Olympics May Be Over, But Kol Tuv Stays Open


by Shoshana Olidort - ATHENS, GREECE

August 30, 2004

In a dramatic farewell extravaganza to the athletes and countries participating at the games, the Olympics XXVIII closed last night. The three weeks of competitive sports which were followed internationally, brought new visibility to a city long resting on the memory of an ancient past.

Less predictable though, is a newfound sense of Jewish awareness among Athenians, for whom the opening of a first-ever kosher restaurant catering to Israeli and Jewish clientele, athletes and visitors alike, was a true novelty.

Ta Nea, the national daily newspaper reported on the new addition to the city just in time for the opening games, in a full story about this venture which would close shop on Saturdays. The article described at length the intricacies of kosher dietary laws, and a menu that curiously excluded any dairy foods. For the city’s Jewish population (4,000), the restaurant heightened their own profile, piquing interest in Jewish life and tradition.

New and novel for Greeks, Kol Tuv, as the restaurant was named, was a welcome discovery to Jewish tourists arriving from across the continent and around the globe. Thousands passed through the doors of the restaurant over the three-week stretch, says Chabad Rabbi and restaurant founder Mendel Hendel. It was truly an international clientele, with Jewish guests from England, France, Israel, Australia, South Africa, South America, and the U.S. among other countries.
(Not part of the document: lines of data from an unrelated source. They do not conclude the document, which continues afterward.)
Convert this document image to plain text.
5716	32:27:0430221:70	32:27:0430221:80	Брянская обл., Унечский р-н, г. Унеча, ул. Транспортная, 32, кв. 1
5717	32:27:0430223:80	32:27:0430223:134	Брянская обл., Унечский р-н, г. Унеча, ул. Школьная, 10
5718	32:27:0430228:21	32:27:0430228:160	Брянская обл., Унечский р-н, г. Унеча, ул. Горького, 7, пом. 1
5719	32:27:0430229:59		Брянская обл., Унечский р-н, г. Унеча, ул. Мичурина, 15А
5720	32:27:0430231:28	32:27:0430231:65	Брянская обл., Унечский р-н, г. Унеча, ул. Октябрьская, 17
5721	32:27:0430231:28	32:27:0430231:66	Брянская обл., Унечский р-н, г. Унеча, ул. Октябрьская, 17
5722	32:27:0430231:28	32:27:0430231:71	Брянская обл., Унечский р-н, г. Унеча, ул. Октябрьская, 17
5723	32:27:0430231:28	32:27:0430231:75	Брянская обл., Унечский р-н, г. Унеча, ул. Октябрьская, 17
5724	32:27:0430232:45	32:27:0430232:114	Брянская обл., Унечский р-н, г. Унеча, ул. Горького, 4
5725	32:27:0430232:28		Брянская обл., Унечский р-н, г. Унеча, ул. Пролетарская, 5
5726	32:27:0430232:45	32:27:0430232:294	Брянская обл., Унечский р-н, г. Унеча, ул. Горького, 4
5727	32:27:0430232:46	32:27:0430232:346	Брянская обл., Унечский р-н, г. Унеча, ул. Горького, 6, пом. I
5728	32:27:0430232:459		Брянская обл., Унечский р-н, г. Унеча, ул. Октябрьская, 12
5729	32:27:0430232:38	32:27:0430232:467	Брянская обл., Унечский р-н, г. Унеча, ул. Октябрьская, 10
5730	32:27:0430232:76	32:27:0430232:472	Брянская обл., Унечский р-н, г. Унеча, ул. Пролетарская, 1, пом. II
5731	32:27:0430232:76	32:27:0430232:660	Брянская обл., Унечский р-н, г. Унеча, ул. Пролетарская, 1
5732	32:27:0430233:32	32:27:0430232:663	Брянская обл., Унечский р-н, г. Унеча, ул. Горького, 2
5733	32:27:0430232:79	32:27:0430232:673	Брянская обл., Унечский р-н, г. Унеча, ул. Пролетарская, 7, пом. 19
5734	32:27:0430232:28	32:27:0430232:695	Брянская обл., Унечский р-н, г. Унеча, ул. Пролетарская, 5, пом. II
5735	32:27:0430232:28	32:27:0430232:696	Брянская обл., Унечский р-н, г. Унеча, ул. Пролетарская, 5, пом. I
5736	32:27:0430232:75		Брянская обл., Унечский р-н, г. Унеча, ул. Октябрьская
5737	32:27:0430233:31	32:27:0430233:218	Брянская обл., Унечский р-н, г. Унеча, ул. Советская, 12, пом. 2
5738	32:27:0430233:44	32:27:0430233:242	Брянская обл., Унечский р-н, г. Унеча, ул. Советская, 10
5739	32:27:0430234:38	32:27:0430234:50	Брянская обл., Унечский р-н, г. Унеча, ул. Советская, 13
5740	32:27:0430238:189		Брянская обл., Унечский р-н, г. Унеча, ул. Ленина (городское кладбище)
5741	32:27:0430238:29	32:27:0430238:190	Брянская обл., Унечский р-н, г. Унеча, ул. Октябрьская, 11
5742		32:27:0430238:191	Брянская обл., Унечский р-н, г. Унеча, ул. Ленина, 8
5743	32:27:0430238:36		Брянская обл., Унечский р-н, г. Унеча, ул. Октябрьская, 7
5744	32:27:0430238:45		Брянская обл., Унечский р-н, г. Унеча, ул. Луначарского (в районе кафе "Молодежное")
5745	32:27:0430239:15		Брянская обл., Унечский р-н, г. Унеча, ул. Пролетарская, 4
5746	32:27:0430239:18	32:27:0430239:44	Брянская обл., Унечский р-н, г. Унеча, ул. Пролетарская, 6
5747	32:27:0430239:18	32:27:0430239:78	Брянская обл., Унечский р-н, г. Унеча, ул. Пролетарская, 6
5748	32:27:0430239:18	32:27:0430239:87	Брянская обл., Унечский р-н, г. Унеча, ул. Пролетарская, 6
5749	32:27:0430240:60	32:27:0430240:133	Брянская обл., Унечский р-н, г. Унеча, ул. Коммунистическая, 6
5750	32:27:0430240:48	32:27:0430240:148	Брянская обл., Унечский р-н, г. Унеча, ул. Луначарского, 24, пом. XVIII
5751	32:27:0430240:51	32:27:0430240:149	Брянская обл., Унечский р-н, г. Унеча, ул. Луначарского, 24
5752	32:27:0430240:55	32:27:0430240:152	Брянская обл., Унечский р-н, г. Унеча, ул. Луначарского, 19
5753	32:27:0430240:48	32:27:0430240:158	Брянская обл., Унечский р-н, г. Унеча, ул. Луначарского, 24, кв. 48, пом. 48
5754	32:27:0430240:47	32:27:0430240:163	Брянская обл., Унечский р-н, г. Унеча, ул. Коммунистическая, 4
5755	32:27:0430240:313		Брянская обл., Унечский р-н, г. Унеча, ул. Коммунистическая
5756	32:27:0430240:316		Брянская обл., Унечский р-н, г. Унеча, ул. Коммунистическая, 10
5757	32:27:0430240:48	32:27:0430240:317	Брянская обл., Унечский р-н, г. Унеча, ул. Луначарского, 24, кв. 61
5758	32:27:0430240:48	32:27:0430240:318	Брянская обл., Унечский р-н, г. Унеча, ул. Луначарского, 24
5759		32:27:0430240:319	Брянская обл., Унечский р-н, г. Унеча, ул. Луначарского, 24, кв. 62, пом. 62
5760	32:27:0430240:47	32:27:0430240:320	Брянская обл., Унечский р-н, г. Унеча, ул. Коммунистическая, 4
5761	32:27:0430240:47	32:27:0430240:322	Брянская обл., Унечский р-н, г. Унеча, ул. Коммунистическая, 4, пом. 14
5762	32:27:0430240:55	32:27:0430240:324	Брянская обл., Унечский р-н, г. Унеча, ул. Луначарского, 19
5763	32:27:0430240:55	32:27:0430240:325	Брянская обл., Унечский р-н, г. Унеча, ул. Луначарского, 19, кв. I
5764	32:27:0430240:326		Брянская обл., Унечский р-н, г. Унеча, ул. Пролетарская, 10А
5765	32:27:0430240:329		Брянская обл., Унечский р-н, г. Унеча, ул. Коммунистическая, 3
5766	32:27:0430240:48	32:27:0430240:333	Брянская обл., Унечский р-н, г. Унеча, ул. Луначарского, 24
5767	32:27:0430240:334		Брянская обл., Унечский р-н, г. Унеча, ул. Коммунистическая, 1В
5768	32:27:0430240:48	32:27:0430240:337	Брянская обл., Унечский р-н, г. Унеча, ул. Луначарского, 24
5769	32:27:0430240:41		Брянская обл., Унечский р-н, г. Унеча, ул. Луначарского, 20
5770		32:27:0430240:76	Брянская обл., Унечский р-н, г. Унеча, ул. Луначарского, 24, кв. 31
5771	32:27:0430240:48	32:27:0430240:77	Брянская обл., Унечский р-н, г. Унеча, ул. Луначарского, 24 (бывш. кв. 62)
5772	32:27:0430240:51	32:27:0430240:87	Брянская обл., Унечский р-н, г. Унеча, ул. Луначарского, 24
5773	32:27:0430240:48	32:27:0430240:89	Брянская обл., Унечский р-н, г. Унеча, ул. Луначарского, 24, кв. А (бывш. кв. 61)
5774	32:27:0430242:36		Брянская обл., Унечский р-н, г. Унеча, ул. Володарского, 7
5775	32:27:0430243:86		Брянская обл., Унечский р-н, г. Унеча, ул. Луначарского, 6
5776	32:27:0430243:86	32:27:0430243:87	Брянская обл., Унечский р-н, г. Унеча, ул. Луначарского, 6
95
More than a formal restaurant, Kol Tuv, says Rabbi Hendel, fast became a popular hangout among Jewish athletes and tourists. For Rachel Elbaumm, traveling alone from Baltimore, MD, finding Chabad in Athens was “enormously comforting.” The delicious food and warm atmosphere kept her coming back, each time feeling “like I was walking into the home of old friends.” These sentiments were shared by other visitors, like David Novack of Dayton, Ohio. “The food and atmosphere were excellent, and Shabbat meals were especially enjoyable as we celebrated with Jews from all over the world.”

Although guests were requested to make advance reservations for Shabbat meals, participants at Chabad’s Shabbat services were invited to join in the festive meals, which generally drew some 100 people each. In addition to running the restaurant that served simultaneously as a Jewish information center, Hendel and his team of seven rabbinical students recruited from the United States and Israel visited the numerous Olympic venues where they met with Israeli bronze medalist Arik Ze’evi and gold medalist Gal Fridman—a first ever in Israel’s history—among countless other Jewish athletes. Using the opportunity to help these athletes wrap tefillin, Chabad reached out to them with the challenge to reflect on their Jewish identity even at the Olympics.

It’s been a busy few weeks for Rabbi Hendel, whose initial plans to keep the restaurant operating through the Olympics and successive Paralympics which begin in September, may just stretch to accommodate a full-time, full service kosher restaurant. It’s a venture that will need to stand the test of time, but Hendel’s confidence and his desire to give Jews in Athens a stronger sense of community, portends well for Jews in this ancient Greek city. “Jews here are finally beginning to feel like they really matter, like they belong, and like there is a future here for them as Jews, as a community, with their own values and customs.”